My fiance continues to be (or at least does a pretty good job pretending to be) very supportive. That's all that I can really ask from him, but he does so much more anyway. A lot people that I have talked to or read about with RA don't even have that.  He tells me what I need to hear(sometimes) and talks about OUR future battle with this disease openly when needed. So glad that I got to him first in the dating rat race.

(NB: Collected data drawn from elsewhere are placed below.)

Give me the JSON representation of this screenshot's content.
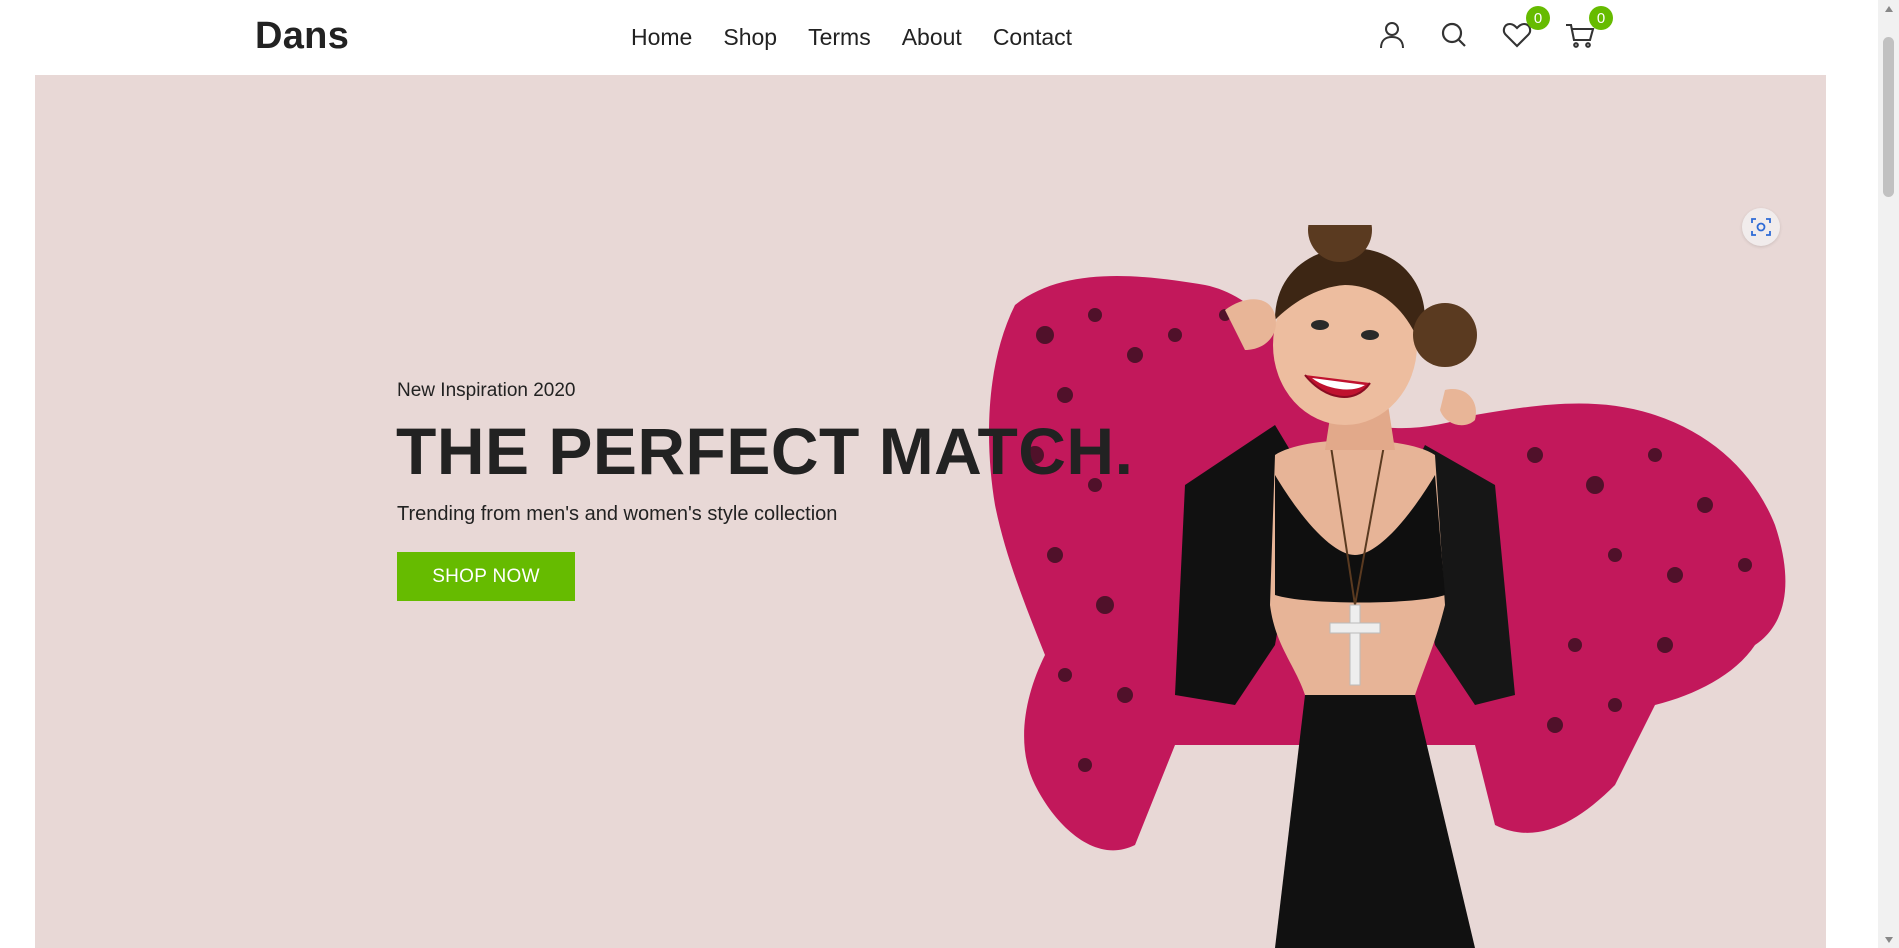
{
  "header": {
    "logo": "Dans",
    "nav": [
      {
        "label": "Home"
      },
      {
        "label": "Shop"
      },
      {
        "label": "Terms"
      },
      {
        "label": "About"
      },
      {
        "label": "Contact"
      }
    ],
    "icons": [
      "user-icon",
      "search-icon",
      "heart-icon",
      "cart-icon"
    ],
    "wishlist_count": "0",
    "cart_count": "0"
  },
  "hero": {
    "subtitle": "New Inspiration 2020",
    "title": "THE PERFECT MATCH.",
    "description": "Trending from men's and women's style collection",
    "button_label": "SHOP NOW"
  },
  "colors": {
    "accent": "#66bb00",
    "hero_bg": "#e8d8d6",
    "text": "#222222",
    "coat": "#c2185b"
  }
}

I was amazed at how well my close friends took it. They have known since I found out and have stuck by me. They have never treated me differently. When my RA flares up and I'm not moving as quickly and am too tired to roam the streets, we hang at home or do something less taxing on me. I appreciate them so much. They have helped me through many of what I call 'Emotional Flares'. My fiance is good for a lot of things...understanding a crying girl is not always his strong suit. My friends gave me the loving nickname 'Crip'. I know...kinda negative. Accepting the nickname 'Crip' is one of the first ways for me to not let RA take over and make me a different person, but coexist in the person that I am and am still becoming.

When you research Rheumatoid Arthritis on google, you're flooded with signs and symptoms, diagnostic tests and outlooks. You really have dig deep and search for hours on end looking for people who are going throught the same things. People who my have the same questions, problems and stories that you have. With that I decided to start talking about this openly. Not only with family and friends, but to newly, young diagnosed patients feeling lost in their disease, medications, economy, relationships, and plain and simple... LIFE!